For much of the hearing, Tai sat slumped in a chair at the defense table, bundled in a green wool fleece covering a black suit. When Sanchez gave him a chance to speak, the doctor ambled slowly to the middle of the courtroom, muttered "I just want to say I'm very sorry," and then sat down.

The prosecutor, Assistant U.S. Attorney Paul G. Shapiro, pointed out that Tai has been living and working with many of his medical ailments for years, and that he continued to see patients after the verdict, as he allegedly was deteriorating physically and mentally.

Some of Tai's patients, apparently unaware of his case, had appointments with him as recently this month, and were scheduled to return next month.

Shapiro noted that age, depression and even infirmity can't excuse Tai's crimes - and shouldn't be enough to spare him from punishment.

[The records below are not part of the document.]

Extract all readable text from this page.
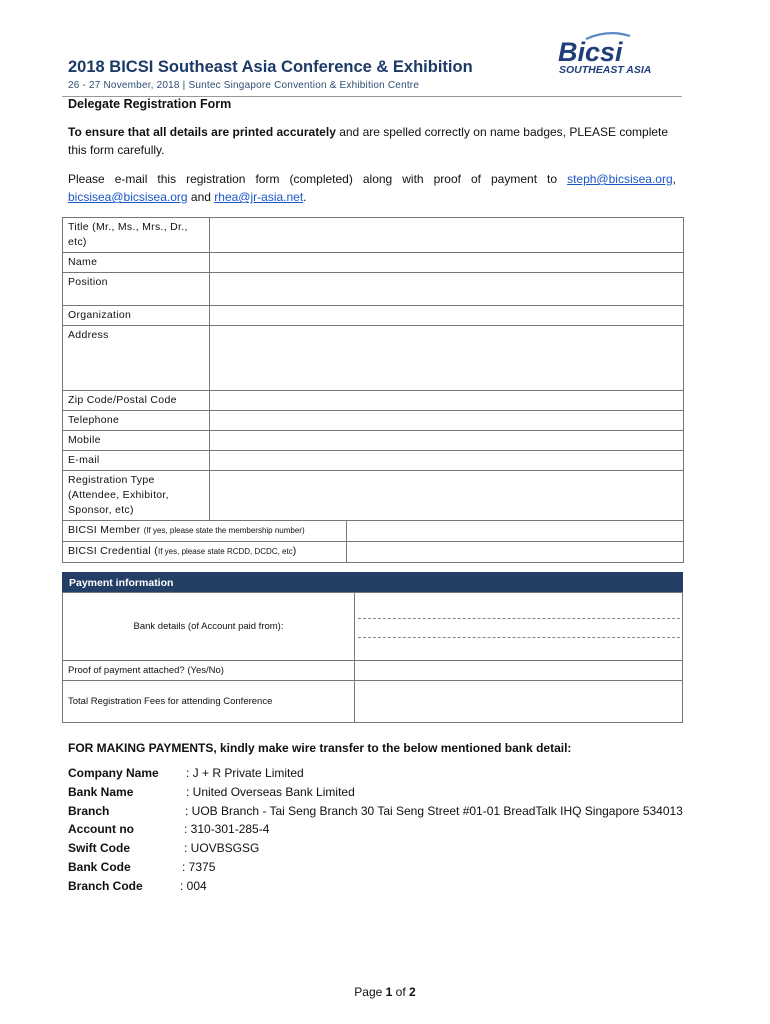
Bicsi
SOUTHEAST ASIA
2018 BICSI Southeast Asia Conference & Exhibition
26 - 27 November, 2018 | Suntec Singapore Convention & Exhibition Centre
Delegate Registration Form
To ensure that all details are printed accurately and are spelled correctly on name badges, PLEASE complete this form carefully.
Please e-mail this registration form (completed) along with proof of payment to steph@bicsisea.org, bicsisea@bicsisea.org and rhea@jr-asia.net.
Title (Mr., Ms., Mrs., Dr., etc)	
Name	
Position	
Organization	
Address	
Zip Code/Postal Code	
Telephone	
Mobile	
E-mail	
Registration Type (Attendee, Exhibitor, Sponsor, etc)	

BICSI Member (If yes, please state the membership number)	

BICSI Credential (If yes, please state RCDD, DCDC, etc)	
Payment information
Bank details (of Account paid from):	
Proof of payment attached? (Yes/No)	
Total Registration Fees for attending Conference	
FOR MAKING PAYMENTS, kindly make wire transfer to the below mentioned bank detail:
Company Name : J + R Private Limited
Bank Name	: United Overseas Bank Limited
Branch	: UOB Branch - Tai Seng Branch 30 Tai Seng Street #01-01 BreadTalk IHQ Singapore 534013
Account no	: 310-301-285-4
Swift Code	: UOVBSGSG
Bank Code	: 7375
Branch Code	: 004
Page 1 of 2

"He should be depressed," the prosecutor told the judge. "But that doesn't give him a get-out-of-jail free card."

How much Tai netted in the scheme was unclear, though Shapiro estimated it was millions of dollars.

The judge ordered him to pay $4.5 million in restitution. About half was based on claims that were paid out by the settlement trust and the rest on claims that were submitted but not paid because they were deemed to be invalid.

Tai pleaded with the judge to let him surrender to prison at a future date, vowing that he would not flee - or continue to practice medicine.

"Quite frankly, I cannot take that chance," Sanchez said. He ordered Marshals to take Tai into custody at once.